Monday, August 15, 2011

Get Cooking featured recipe: Summer Vegetable Lasagna

Here's the recipe from our Get Cooking! at the Hub event this summer. The recipe can be altered to incorporate any seasonal vegetables. Enjoy!

Summer Vegetable Lasagna*
Servings: 12-14
Prep Time: 50 minutes
Cook Time: 45 minutes
Pricing: When we made this recipe, and shopped at Trader Joe’s and Bi-Rite Market, pricing came out to ~$2.55 per serving


  • 1 pound box lasagna noodles, preferably whole wheat
  • (*can substitute gluten-free brown rice noodles)
  • 1 batch Summer Vegetable Sauce (see below)
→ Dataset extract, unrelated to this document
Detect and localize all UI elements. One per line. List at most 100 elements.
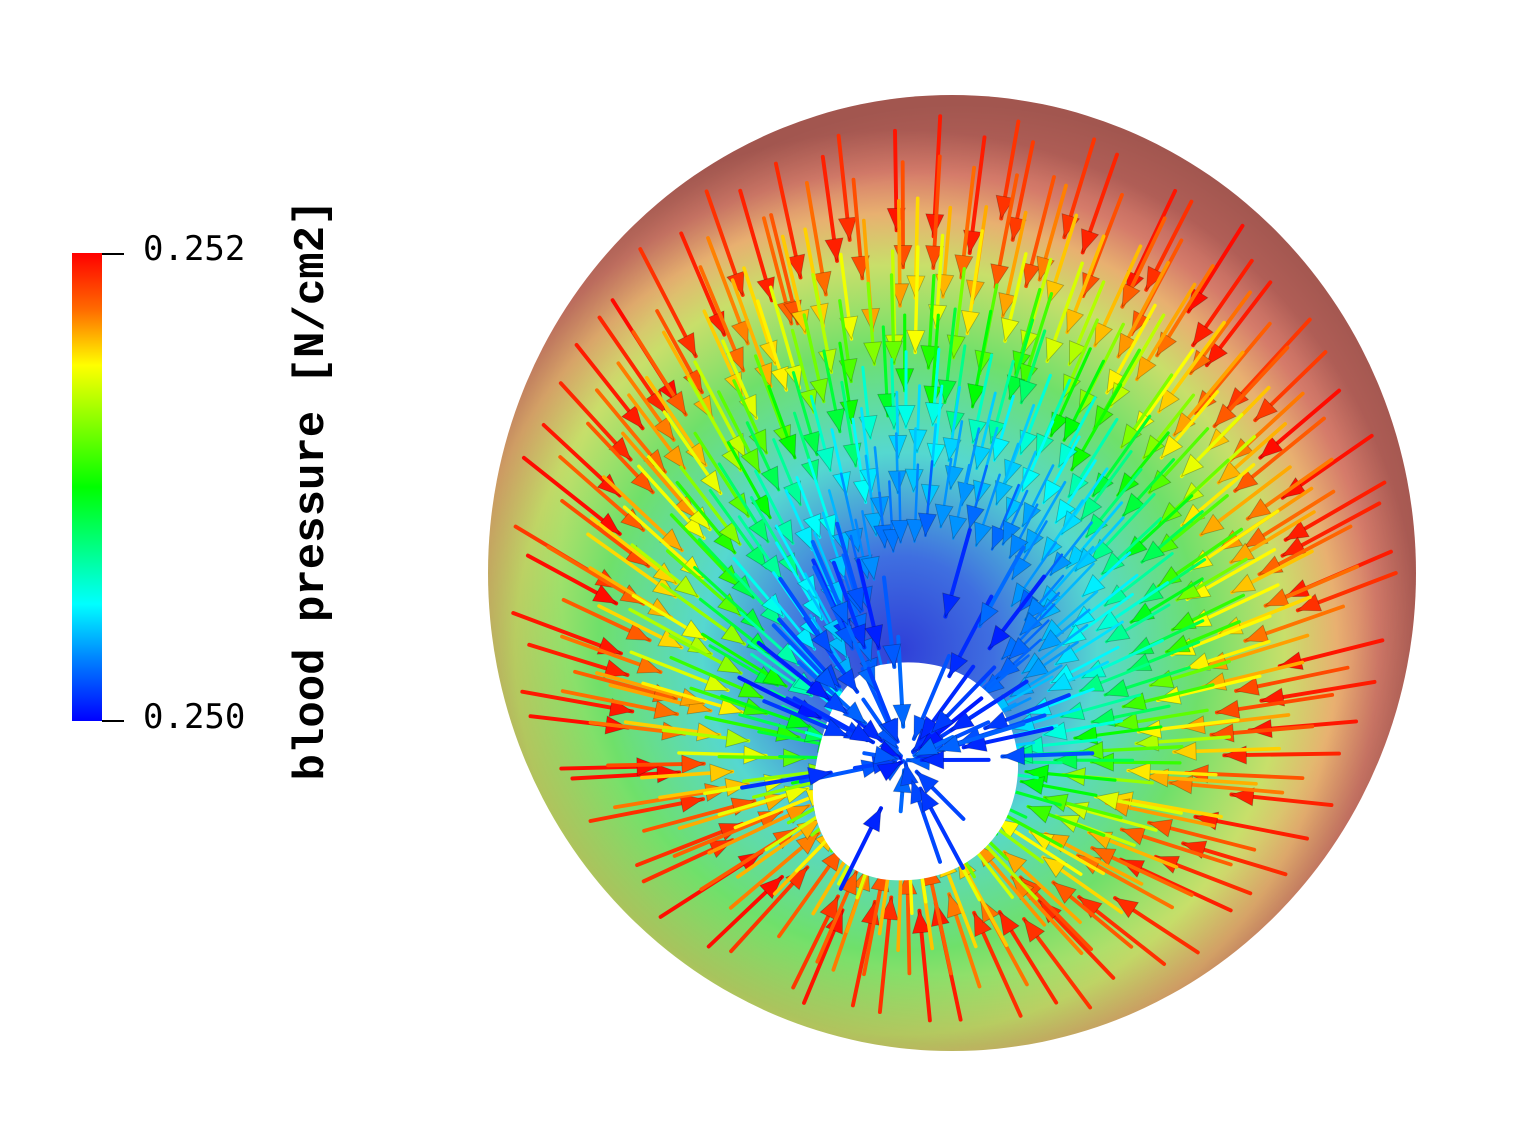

  • 1 batch Pesto (see below)
  • 1 pound bag frozen spinach
  • 1/4 cup grated Parmesan cheese (*optional)
Summer Vegetable Sauce
  • 2 tablespoons olive oil
  • 3 large cloves garlic, chopped
  • 1/2 large red onion, diced
  • 4 bell peppers, diced
  • 2 mild chili peppers (e.g., anaheim), diced
  • 2 large eggplants, diced
  • 4 portobello mushrooms, diced
  • 1 750 gram box or can chopped tomatoes
  • 1/2 teaspoon kosher salt
  • 1 bunch basil
  • 1 bunch flat leaf parsley
  • 2 cloves garlic, coarsely chopped
  • 4 ounces parmesan cheese, grated (*optional)
  • 1/2 cup walnut halves
  • 1/2 cup pine nuts
  • 1 teaspoon ground black pepper
  • 1/2 teaspoon kosher salt
  • 1 cup extra virgin olive oil
  • Prepare the lasagna noodles: place noodles in a 9”x13” baking dish. Cover with boiling water and let soak for 30 minutes.
  • Make the pesto: combine ingredients in food processor. Process until well blended.
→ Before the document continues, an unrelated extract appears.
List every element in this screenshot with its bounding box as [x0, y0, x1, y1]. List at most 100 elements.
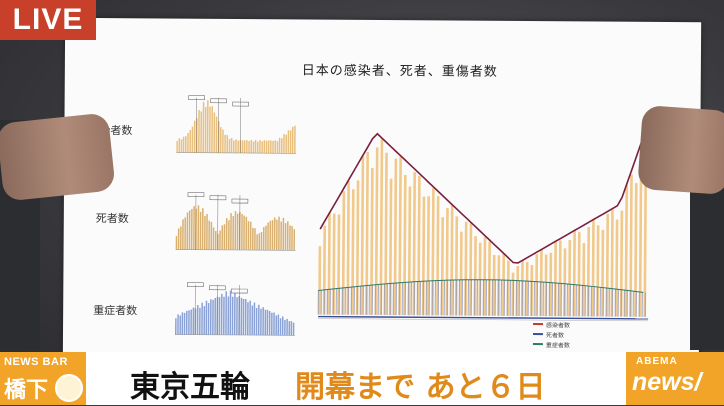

  • Defrost the frozen spinach according to the package directions. Drain of any excess water and mix with pesto.
Make the sauce:
  • Heat the olive oil and garlic in a large (12”) skillet over medium flame. When the garlic begins to bubble, add the onion and sauté for a few minutes, until softened.
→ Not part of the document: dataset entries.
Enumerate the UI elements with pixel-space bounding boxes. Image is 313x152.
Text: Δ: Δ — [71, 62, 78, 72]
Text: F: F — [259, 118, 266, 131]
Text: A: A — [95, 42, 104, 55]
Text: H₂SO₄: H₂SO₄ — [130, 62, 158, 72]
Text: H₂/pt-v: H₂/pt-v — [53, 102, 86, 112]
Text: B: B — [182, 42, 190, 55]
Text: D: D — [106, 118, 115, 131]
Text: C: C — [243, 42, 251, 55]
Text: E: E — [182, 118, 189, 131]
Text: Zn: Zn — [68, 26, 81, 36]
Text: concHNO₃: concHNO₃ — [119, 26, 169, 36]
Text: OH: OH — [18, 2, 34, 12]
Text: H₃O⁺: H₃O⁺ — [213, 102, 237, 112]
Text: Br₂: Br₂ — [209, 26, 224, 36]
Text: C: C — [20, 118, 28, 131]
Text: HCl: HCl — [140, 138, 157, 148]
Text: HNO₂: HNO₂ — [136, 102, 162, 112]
  • Add the peppers and chilies to the pan, and sauté for a few minutes to soften.
  • Add the eggplant, mushrooms, chopped tomatoes, and salt. Stir to combine everything, turn heat down to medium-low, cover skillet, and let simmer for 30 minutes, until eggplant is thoroughly cooked. Transfer half of sauce into blender and blend. Add blended sauce back to veggie mixture to create a chunky sauce.
Assemble lasagna:
  • Ladle a cup of the Summer Vegetable Sauce evenly over the bottom of the dish.
  • Place a layer of lasagna noodles on top of the sauce. You may have to cut them to fit.
  • Spread a layer of pesto spinach over the noodles and then add another layer of noodles. Ladle on a few cups of the sauce. Add another layer of noodles. Repeat until the pan is full and all noodles are used.
  • Top lasagna with grated Parmesan cheese.
  • To cook, preheat oven to 375°. Bake for 45 minutes, until browned on top. Cool for 30 minutes before slicing.